Reviewing some of my favorite issued patents

Inventing is one of my passions and as an IBM Master Inventor I’ve been fortunate enough to work on several interesting patents.  IBM has been the United States patenting leader for the past 25 years.  As I near 50 patent issuances I would like to highlight a few of my favorite patents I invented that have been issued.

Corpus quality analysis (US9754207B2)
AI systems live and die based on the quality of their data. Given an AI system using some amount of data we want to analyze a new data source to see if it is worth (in money and/or time) adding that new data to our AI system. The analysis in this patent includes a search for positive and negative features in the new data source, since we want to both verify we are adding high-quality documents and that we are NOT adding low-quality or worse yet “misleading” documents.

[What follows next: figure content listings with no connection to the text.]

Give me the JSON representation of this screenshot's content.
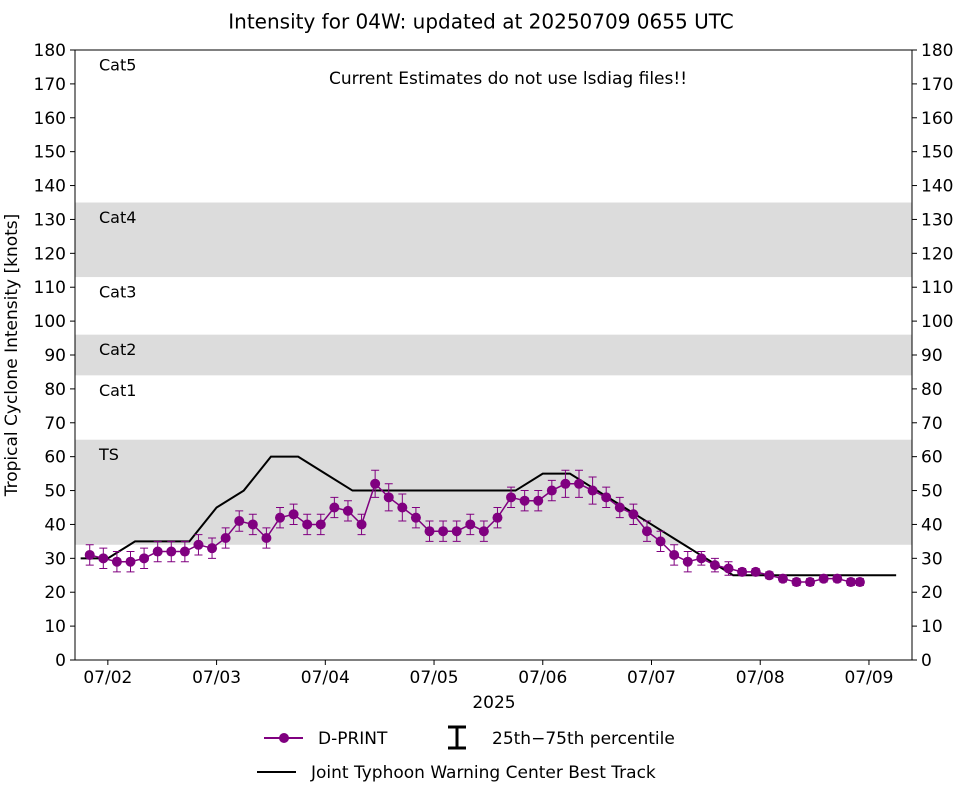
{
  "chart_data": {
    "type": "line",
    "title": "Intensity for 04W: updated at 20250709 0655 UTC",
    "ylabel": "Tropical Cyclone Intensity [knots]",
    "xlabel": "2025",
    "annotation": "Current Estimates do not use lsdiag files!!",
    "ylim": [
      0,
      180
    ],
    "yticks": [
      0,
      10,
      20,
      30,
      40,
      50,
      60,
      70,
      80,
      90,
      100,
      110,
      120,
      130,
      140,
      150,
      160,
      170,
      180
    ],
    "xlim": [
      "2025-07-01T16:45",
      "2025-07-09T09:30"
    ],
    "xticks": [
      {
        "value": "2025-07-02T00:00",
        "label": "07/02"
      },
      {
        "value": "2025-07-03T00:00",
        "label": "07/03"
      },
      {
        "value": "2025-07-04T00:00",
        "label": "07/04"
      },
      {
        "value": "2025-07-05T00:00",
        "label": "07/05"
      },
      {
        "value": "2025-07-06T00:00",
        "label": "07/06"
      },
      {
        "value": "2025-07-07T00:00",
        "label": "07/07"
      },
      {
        "value": "2025-07-08T00:00",
        "label": "07/08"
      },
      {
        "value": "2025-07-09T00:00",
        "label": "07/09"
      }
    ],
    "bands": [
      {
        "label": "TS",
        "range": [
          34,
          65
        ],
        "shaded": true
      },
      {
        "label": "Cat1",
        "range": [
          65,
          84
        ],
        "shaded": false
      },
      {
        "label": "Cat2",
        "range": [
          84,
          96
        ],
        "shaded": true
      },
      {
        "label": "Cat3",
        "range": [
          96,
          113
        ],
        "shaded": false
      },
      {
        "label": "Cat4",
        "range": [
          113,
          135
        ],
        "shaded": true
      },
      {
        "label": "Cat5",
        "range": [
          135,
          180
        ],
        "shaded": false
      }
    ],
    "band_color": "#dcdcdc",
    "series": [
      {
        "name": "D-PRINT",
        "color": "#800080",
        "x": [
          "2025-07-01T20:00",
          "2025-07-01T23:00",
          "2025-07-02T02:00",
          "2025-07-02T05:00",
          "2025-07-02T08:00",
          "2025-07-02T11:00",
          "2025-07-02T14:00",
          "2025-07-02T17:00",
          "2025-07-02T20:00",
          "2025-07-02T23:00",
          "2025-07-03T02:00",
          "2025-07-03T05:00",
          "2025-07-03T08:00",
          "2025-07-03T11:00",
          "2025-07-03T14:00",
          "2025-07-03T17:00",
          "2025-07-03T20:00",
          "2025-07-03T23:00",
          "2025-07-04T02:00",
          "2025-07-04T05:00",
          "2025-07-04T08:00",
          "2025-07-04T11:00",
          "2025-07-04T14:00",
          "2025-07-04T17:00",
          "2025-07-04T20:00",
          "2025-07-04T23:00",
          "2025-07-05T02:00",
          "2025-07-05T05:00",
          "2025-07-05T08:00",
          "2025-07-05T11:00",
          "2025-07-05T14:00",
          "2025-07-05T17:00",
          "2025-07-05T20:00",
          "2025-07-05T23:00",
          "2025-07-06T02:00",
          "2025-07-06T05:00",
          "2025-07-06T08:00",
          "2025-07-06T11:00",
          "2025-07-06T14:00",
          "2025-07-06T17:00",
          "2025-07-06T20:00",
          "2025-07-06T23:00",
          "2025-07-07T02:00",
          "2025-07-07T05:00",
          "2025-07-07T08:00",
          "2025-07-07T11:00",
          "2025-07-07T14:00",
          "2025-07-07T17:00",
          "2025-07-07T20:00",
          "2025-07-07T23:00",
          "2025-07-08T02:00",
          "2025-07-08T05:00",
          "2025-07-08T08:00",
          "2025-07-08T11:00",
          "2025-07-08T14:00",
          "2025-07-08T17:00",
          "2025-07-08T20:00",
          "2025-07-08T22:00"
        ],
        "values": [
          31,
          30,
          29,
          29,
          30,
          32,
          32,
          32,
          34,
          33,
          36,
          41,
          40,
          36,
          42,
          43,
          40,
          40,
          45,
          44,
          40,
          52,
          48,
          45,
          42,
          38,
          38,
          38,
          40,
          38,
          42,
          48,
          47,
          47,
          50,
          52,
          52,
          50,
          48,
          45,
          43,
          38,
          35,
          31,
          29,
          30,
          28,
          27,
          26,
          26,
          25,
          24,
          23,
          23,
          24,
          24,
          23,
          23
        ],
        "errors": [
          3,
          3,
          3,
          3,
          3,
          3,
          3,
          3,
          3,
          3,
          3,
          3,
          3,
          3,
          3,
          3,
          3,
          3,
          3,
          3,
          3,
          4,
          4,
          4,
          3,
          3,
          3,
          3,
          3,
          3,
          3,
          3,
          3,
          3,
          3,
          4,
          4,
          4,
          3,
          3,
          3,
          3,
          3,
          3,
          3,
          2,
          2,
          2,
          1,
          1,
          1,
          1,
          1,
          1,
          1,
          1,
          1,
          1
        ]
      },
      {
        "name": "Joint Typhoon Warning Center Best Track",
        "color": "#000000",
        "x": [
          "2025-07-01T18:00",
          "2025-07-02T00:00",
          "2025-07-02T06:00",
          "2025-07-02T12:00",
          "2025-07-02T18:00",
          "2025-07-03T00:00",
          "2025-07-03T06:00",
          "2025-07-03T12:00",
          "2025-07-03T18:00",
          "2025-07-04T00:00",
          "2025-07-04T06:00",
          "2025-07-04T12:00",
          "2025-07-04T18:00",
          "2025-07-05T00:00",
          "2025-07-05T06:00",
          "2025-07-05T12:00",
          "2025-07-05T18:00",
          "2025-07-06T00:00",
          "2025-07-06T06:00",
          "2025-07-06T12:00",
          "2025-07-06T18:00",
          "2025-07-07T00:00",
          "2025-07-07T06:00",
          "2025-07-07T12:00",
          "2025-07-07T18:00",
          "2025-07-08T00:00",
          "2025-07-08T06:00",
          "2025-07-08T12:00",
          "2025-07-08T18:00",
          "2025-07-09T00:00",
          "2025-07-09T06:00"
        ],
        "values": [
          30,
          30,
          35,
          35,
          35,
          45,
          50,
          60,
          60,
          55,
          50,
          50,
          50,
          50,
          50,
          50,
          50,
          55,
          55,
          50,
          45,
          40,
          35,
          30,
          25,
          25,
          25,
          25,
          25,
          25,
          25
        ]
      }
    ],
    "error_legend": "25th−75th percentile"
  }
}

Cognitive security for voice phishing activity (US9966078B2)
This patent describes an AI system that protects you from phishing attacks by analyzing conversation patterns and detecting suspicious patterns. The system sits between you and the caller, intercepting suspicious questions and prompting the phisher for information that only a legitimate caller could know. For instance if the caller asks for a password to “check an account”, the AI system asks the caller to provide secret information such as the callee’s account number or mother’s maiden name.

Linguistic based determination of text location origin (US9514125B1) 
Linguistic based determination of text creation date (US9436677B1)
This pair of patents helps answer the question “when and where did this text come from?” Language and cultural norms evolve quickly, memes come and go, and with knowledge of these patterns we can quickly suggest when text may have been written. Having good metadata around text is useful in an AI system and methods like these patents to recover that text metadata are valuable.

Cognitive digital security assistant utilizing security statements to control personal data access (US9600687B2)
Every day we interact with digital systems that ask us for more and more data. Laws such as GDPR have been introduced to make explicit why these systems are asking us for our data and what they will do with it, however it is still cumbersome to go through all of these requests and decide which ones to allow and which to deny. This patent describes an AI system that parses data access request and the accompanying benefit statements, compares them to a set of personal preferences, and automatically approves the ones matching your preferences and denies the ones that don’t.

Dynamically gain and produce insight from a table using NLP (US9286290B2)
When a table structure is known and well-formed, machines can quickly extract all of the information in the table, but not understand which parts of the table are most significant. Contrast this to when humans read a table, they scan the table and quickly extract insights such as table cells with maximal/minimal values or those with very high (or low) variance. This patent helps a machine extract just these most valuable insight statements for narration and storage, thus maximizing the use of storage and index space for table data, which is especially helpful on very large tables.